POSTCOLONIAL LOVE POEM - NATALIE DIAZ
Now we’re talking. I got myself back into that place where I’ve started too many books at one time so they all are going slower than I like. Paradoxically, this is when I tend to read the most poetry because it’s short and I can get the feeling of finishing something. That’s why the last two books here have been contemporary poetry. This one was much stronger. Diaz is a Mojave poet who writes sharp poems about her family. Due to her tribe’s desert location, she writes often and beautifully about water and rivers. The longer poem, “exhibits from The American WAter Museum” is perhaps the standout, it circles back and back to images of water and rivers and flowing and the well never runs dry.
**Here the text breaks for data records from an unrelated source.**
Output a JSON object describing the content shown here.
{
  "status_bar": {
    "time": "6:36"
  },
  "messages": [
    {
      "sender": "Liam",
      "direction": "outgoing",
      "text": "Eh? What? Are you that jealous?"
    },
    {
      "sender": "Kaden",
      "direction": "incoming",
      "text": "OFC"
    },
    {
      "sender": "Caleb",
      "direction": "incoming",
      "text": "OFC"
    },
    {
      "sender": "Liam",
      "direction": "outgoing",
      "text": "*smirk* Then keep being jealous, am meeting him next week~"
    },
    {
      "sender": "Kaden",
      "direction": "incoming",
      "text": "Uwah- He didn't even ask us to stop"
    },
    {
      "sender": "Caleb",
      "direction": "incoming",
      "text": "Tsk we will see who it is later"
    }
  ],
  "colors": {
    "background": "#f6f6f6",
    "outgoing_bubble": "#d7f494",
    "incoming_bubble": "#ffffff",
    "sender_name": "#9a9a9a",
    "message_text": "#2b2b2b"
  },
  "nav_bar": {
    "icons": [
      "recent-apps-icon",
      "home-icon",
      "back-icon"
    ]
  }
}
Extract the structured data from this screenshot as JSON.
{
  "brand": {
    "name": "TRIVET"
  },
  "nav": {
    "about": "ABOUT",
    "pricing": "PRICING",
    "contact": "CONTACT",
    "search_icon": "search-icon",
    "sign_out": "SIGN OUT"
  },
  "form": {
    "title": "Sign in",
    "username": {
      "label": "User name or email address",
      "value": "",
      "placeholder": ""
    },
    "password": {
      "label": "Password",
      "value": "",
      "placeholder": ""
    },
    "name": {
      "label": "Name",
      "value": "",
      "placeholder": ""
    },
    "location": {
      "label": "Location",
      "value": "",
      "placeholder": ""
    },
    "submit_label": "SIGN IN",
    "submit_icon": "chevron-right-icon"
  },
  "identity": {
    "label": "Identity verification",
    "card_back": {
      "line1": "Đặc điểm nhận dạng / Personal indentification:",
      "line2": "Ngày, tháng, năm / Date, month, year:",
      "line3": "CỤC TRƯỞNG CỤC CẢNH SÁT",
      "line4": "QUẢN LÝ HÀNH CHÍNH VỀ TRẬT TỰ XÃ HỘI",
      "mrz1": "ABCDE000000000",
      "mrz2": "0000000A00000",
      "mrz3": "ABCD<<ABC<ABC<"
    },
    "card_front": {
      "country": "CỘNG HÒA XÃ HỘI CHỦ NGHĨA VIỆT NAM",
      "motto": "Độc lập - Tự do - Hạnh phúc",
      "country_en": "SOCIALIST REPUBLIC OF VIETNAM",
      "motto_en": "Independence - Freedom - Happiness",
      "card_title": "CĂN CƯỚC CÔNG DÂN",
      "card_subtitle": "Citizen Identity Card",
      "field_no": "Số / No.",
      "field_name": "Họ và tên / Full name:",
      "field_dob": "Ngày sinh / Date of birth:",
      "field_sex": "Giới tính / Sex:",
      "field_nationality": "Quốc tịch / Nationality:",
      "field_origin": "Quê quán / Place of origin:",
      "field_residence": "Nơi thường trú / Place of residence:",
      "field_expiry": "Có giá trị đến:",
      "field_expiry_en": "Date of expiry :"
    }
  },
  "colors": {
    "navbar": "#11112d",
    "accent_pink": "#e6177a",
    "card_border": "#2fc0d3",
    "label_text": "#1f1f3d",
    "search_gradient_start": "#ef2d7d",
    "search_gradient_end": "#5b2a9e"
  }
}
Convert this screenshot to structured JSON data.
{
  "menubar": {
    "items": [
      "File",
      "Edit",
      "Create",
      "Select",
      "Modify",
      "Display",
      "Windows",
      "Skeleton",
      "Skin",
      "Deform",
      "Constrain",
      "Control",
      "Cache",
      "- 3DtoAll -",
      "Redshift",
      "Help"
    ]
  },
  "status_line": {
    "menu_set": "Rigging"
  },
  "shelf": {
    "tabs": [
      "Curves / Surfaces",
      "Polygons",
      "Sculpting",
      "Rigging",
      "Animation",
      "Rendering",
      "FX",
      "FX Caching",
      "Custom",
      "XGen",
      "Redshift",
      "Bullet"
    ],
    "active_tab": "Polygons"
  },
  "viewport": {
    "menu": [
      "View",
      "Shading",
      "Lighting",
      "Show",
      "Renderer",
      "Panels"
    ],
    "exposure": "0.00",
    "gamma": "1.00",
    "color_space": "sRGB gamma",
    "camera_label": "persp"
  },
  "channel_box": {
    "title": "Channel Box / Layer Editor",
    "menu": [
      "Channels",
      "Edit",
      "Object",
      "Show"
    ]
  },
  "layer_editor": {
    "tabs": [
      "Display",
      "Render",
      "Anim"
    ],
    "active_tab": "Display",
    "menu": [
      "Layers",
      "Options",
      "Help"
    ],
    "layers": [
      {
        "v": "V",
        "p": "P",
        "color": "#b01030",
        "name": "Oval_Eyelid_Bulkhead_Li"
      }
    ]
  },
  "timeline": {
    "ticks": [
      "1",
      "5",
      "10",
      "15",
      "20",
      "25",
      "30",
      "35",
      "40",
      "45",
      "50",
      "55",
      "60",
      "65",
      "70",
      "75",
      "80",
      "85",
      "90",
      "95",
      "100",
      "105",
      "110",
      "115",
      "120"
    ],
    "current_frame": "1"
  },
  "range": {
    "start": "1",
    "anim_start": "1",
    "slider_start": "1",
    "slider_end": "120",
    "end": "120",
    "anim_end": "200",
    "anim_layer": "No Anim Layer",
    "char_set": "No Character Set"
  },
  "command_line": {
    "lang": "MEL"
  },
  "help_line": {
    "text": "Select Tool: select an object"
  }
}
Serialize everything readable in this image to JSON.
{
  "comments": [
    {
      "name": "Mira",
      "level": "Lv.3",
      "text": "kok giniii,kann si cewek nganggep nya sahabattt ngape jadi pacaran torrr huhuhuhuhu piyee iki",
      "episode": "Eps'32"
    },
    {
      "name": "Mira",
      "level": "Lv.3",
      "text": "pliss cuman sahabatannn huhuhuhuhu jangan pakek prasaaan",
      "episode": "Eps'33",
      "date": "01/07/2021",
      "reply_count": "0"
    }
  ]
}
There are also several poems and allusion to her brother, which I also found very moving. She captures the sadness and scariness of a loved one in psychosis perhaps better than anyone I’ve ever read. The more political poems hit for me. The line, “Race is a funny word. / Race implies someone will win, / implies, I have as good a chance of winning” sound like Gil-Scot Heron, as does, “...I am doing my best to not become a /
Museum / of myself.” The line, “If you are where you are, then where/are those who are not here? Not here.” is such a chilling and poetically beautiful distillation of the native holocaust. I’m not as good at reviewing poetry, all I can really say is that lots of these poems had real bars, lines I’ll turn over in my head for a while. I gotta make sure I check out more Diaz.